The Gina Furtado Project Spans Genres from a Bluegrass Base
“The First Pebble,” the opening track of Gina Furtado’s new album with The Gina Furtado Project, rambles spiritedly off, floating on Furtado’s swirling banjo rolls over which she lays her crystalline vocals. The bridge kicks off with Furtado’s driving banjo, which then moves aside to showcase the propulsive licks of fiddler Nathan Leath, mandolinist Danny Knicely, and guitarist Chris Luquette. It’s a straight-ahead bluegrass stomper that reveals the promise of the high quality of the rest of the album.
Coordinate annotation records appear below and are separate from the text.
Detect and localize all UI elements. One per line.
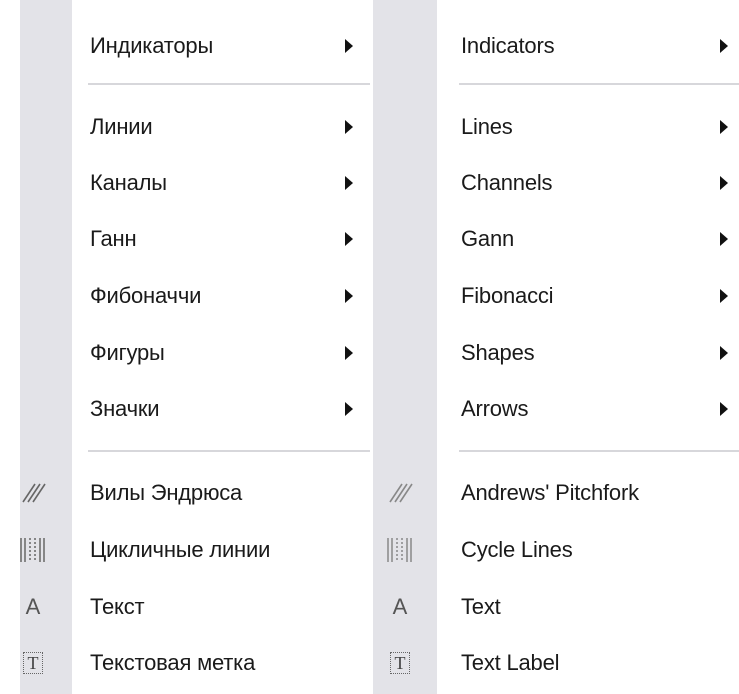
submenu-arrow-icon — [720, 120, 728, 134]
submenu-arrow-icon — [345, 176, 353, 190]
menu-item-label: Andrews' Pitchfork — [461, 480, 639, 505]
menu-item-channels[interactable]: Channels — [373, 160, 739, 206]
cycle-lines-icon — [18, 535, 48, 565]
submenu-arrow-icon — [720, 346, 728, 360]
cycle-lines-icon — [385, 535, 415, 565]
menu-item-label: Значки — [90, 396, 160, 421]
menu-item-label: Фибоначчи — [90, 283, 202, 308]
menu-item-shapes[interactable]: Фигуры — [20, 330, 370, 376]
menu-item-label: Индикаторы — [90, 33, 214, 58]
menu-item-lines[interactable]: Линии — [20, 104, 370, 150]
menu-item-cycle-lines[interactable]: Цикличные линии — [20, 527, 370, 573]
menu-item-text[interactable]: A Text — [373, 584, 739, 630]
menu-item-label: Цикличные линии — [90, 537, 271, 562]
menu-item-fibonacci[interactable]: Fibonacci — [373, 273, 739, 319]
menu-item-text[interactable]: A Текст — [20, 584, 370, 630]
menu-item-fibonacci[interactable]: Фибоначчи — [20, 273, 370, 319]
menu-item-label: Indicators — [461, 33, 555, 58]
menu-item-label: Text Label — [461, 650, 560, 675]
submenu-arrow-icon — [345, 402, 353, 416]
submenu-arrow-icon — [345, 346, 353, 360]
pitchfork-icon — [385, 478, 415, 508]
menu-item-gann[interactable]: Gann — [373, 216, 739, 262]
menu-separator — [459, 83, 739, 85]
menu-item-indicators[interactable]: Indicators — [373, 23, 739, 69]
text-icon-glyph: A — [25, 594, 41, 619]
menu-item-channels[interactable]: Каналы — [20, 160, 370, 206]
menu-item-arrows[interactable]: Arrows — [373, 386, 739, 432]
menu-item-label: Текст — [90, 594, 145, 619]
menu-item-andrews-pitchfork[interactable]: Вилы Эндрюса — [20, 470, 370, 516]
submenu-arrow-icon — [345, 289, 353, 303]
menu-separator — [88, 450, 370, 452]
context-menu-russian: Индикаторы Линии Каналы Ганн Фибоначчи Ф… — [20, 0, 370, 694]
context-menu-english: Indicators Lines Channels Gann Fibonacci… — [373, 0, 739, 694]
menu-item-label: Каналы — [90, 170, 167, 195]
submenu-arrow-icon — [720, 176, 728, 190]
menu-item-label: Channels — [461, 170, 553, 195]
text-label-icon: T — [18, 648, 48, 678]
menu-item-text-label[interactable]: T Text Label — [373, 640, 739, 686]
menus-stage: Индикаторы Линии Каналы Ганн Фибоначчи Ф… — [0, 0, 739, 694]
menu-item-arrows[interactable]: Значки — [20, 386, 370, 432]
pitchfork-icon — [18, 478, 48, 508]
menu-item-label: Ганн — [90, 226, 137, 251]
menu-item-label: Lines — [461, 114, 513, 139]
menu-item-shapes[interactable]: Shapes — [373, 330, 739, 376]
menu-separator — [88, 83, 370, 85]
submenu-arrow-icon — [345, 232, 353, 246]
text-icon: A — [18, 592, 48, 622]
menu-separator — [459, 450, 739, 452]
text-label-icon-glyph: T — [390, 652, 410, 674]
submenu-arrow-icon — [345, 120, 353, 134]
menu-item-label: Fibonacci — [461, 283, 554, 308]
menu-item-label: Текстовая метка — [90, 650, 256, 675]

Furtado and her band carry us through a variety of tunes ranging from the sashaying jazz of “Take Your Time (I’ll Be Fine)” to the spacious and spare and slowly unfolding ballad “A Man Like That.” Furtado penned all but two of the songs: Daniel Johnston wrote “The Story of an Artists” and Paul Williams and Kenneth L. Ascher penned album closer “Can You Picture That?”
The swinging “Dancin’ to Your Tune” jumps off the album joyously with a pop-inflected groove woven around a funky jazz beat, featuring Django Reinhardt-like guitar lines on the bridge. The gorgeous instrumental “The Princess and the Pea” opens sparsely with harmonics before dashing off into a breathless bluegrass romp; the song finishes up with a gypsy guitar and banjo flourish. The album closes with the delightful rap “Can You Picture That?” with vocals by Chris Jones (with whom Furtado played in the Night Drivers before starting up The Gina Furtado Project), a series of phrases and words strung together over banjo riffs. The group falls out in laughter as the song fades, with Furtado yelling, “Hey, that wasn’t half bad.”
I Hope You Have a Good Life is far more than half good, though; it’s fun, it’s energetic, it’s riveting, and it showcases the ways that Furtado and the band offer innovative takes on traditional bluegrass.